If P. T. Barnum were alive today, would he be selling the impressionable public with bearded ladies? With an animal that is part iguana, part gerbil? Don't be ridiculous! He'd sucker 'em with neuroscience.
Explanations of psychological phenomena seem to generate more public interest when they contain neuroscientific information. Even irrelevant neuroscience information in an explanation of a psychological phenomenon may interfere with people’s abilities to critically consider the underlying logic of this explanation.

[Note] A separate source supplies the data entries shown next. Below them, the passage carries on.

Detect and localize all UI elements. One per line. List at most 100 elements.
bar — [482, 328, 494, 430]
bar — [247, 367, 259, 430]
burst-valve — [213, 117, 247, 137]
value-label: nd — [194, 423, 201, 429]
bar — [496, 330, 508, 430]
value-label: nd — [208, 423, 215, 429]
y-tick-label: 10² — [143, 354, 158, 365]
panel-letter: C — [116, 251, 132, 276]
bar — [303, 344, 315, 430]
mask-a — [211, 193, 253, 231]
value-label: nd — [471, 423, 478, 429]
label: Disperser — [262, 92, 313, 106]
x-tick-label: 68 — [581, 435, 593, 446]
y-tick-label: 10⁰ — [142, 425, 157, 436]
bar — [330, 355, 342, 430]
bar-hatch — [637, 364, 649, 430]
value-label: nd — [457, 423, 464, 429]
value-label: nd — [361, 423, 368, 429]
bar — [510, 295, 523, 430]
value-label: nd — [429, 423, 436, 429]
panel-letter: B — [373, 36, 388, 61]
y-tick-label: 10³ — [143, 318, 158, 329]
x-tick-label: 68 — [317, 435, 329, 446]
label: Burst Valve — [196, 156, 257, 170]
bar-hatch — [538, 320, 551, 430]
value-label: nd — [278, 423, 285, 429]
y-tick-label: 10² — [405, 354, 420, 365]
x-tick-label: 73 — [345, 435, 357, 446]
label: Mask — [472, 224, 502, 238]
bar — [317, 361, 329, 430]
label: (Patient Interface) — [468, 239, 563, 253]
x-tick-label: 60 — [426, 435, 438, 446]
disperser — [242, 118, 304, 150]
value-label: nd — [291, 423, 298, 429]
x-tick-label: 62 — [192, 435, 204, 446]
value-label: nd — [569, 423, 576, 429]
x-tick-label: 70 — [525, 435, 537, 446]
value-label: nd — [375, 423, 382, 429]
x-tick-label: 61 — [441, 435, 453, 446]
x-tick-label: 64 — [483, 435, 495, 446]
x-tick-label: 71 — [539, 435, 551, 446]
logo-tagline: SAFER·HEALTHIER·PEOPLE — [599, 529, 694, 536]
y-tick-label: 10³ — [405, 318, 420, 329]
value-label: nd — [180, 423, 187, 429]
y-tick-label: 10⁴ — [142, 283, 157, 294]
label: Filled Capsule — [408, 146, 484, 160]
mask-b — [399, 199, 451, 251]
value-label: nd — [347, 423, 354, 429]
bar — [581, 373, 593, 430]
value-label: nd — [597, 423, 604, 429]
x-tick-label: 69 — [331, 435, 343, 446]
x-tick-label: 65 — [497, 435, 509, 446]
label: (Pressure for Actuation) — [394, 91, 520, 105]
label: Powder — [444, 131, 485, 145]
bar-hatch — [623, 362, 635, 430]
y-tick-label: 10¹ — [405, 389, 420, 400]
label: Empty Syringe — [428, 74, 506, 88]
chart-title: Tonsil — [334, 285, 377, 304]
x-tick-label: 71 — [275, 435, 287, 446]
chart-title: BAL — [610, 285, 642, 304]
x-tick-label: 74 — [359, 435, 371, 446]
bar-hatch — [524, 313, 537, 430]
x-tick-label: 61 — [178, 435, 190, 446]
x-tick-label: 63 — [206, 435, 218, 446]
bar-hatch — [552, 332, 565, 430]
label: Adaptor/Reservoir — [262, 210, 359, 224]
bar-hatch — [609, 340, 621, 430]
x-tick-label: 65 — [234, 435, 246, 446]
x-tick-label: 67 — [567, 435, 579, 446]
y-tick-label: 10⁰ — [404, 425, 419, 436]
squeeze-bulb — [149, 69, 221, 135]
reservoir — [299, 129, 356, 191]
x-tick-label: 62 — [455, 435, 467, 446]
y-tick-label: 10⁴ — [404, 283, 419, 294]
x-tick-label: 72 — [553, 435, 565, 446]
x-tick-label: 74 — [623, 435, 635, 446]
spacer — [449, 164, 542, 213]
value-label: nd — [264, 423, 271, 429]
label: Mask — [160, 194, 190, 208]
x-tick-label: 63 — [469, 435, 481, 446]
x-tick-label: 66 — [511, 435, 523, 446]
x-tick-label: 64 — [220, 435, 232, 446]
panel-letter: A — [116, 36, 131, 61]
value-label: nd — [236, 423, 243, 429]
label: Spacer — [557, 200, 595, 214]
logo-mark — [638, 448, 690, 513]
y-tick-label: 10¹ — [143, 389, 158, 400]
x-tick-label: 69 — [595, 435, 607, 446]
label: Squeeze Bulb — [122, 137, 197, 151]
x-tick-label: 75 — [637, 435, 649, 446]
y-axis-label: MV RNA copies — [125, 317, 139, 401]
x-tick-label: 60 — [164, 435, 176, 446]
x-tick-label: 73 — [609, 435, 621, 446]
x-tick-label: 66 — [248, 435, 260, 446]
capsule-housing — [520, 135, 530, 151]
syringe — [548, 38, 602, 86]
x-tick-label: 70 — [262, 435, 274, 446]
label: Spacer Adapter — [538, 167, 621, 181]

This is according to research conducted by Deena Skolnick Weisberg et. al. at Yale. Their article entitled The Seductive Allure of Neuroscience Explanations is in press at the Journal of Cognitive Neuroscience .
It's worked for me.
But seriously, I think ideas that become part of the zeitgeist in the way neuroscience has recently become salient. We start seeing their application everywhere. It's human nature to resort to heuristics whenever possible, it's why education in criticial thinking skills across disciplines (rather than specific subject matter) is so essential. And those of us in popular fields are no less guilty of being seduced by those ideas, perhaps more so in that we access them all the more quickly and want to believe that our field possesses the answers. Neuroscience has by no means cornered the market on this phenomenon. I guess those working in the field must be vigilant in regard to the language used when reporting findings. And more generally focused media should be aware that when they try to make sensational news out of science by reporting only conclusions without context, they are more likely to lead their readers to draw false conclusions.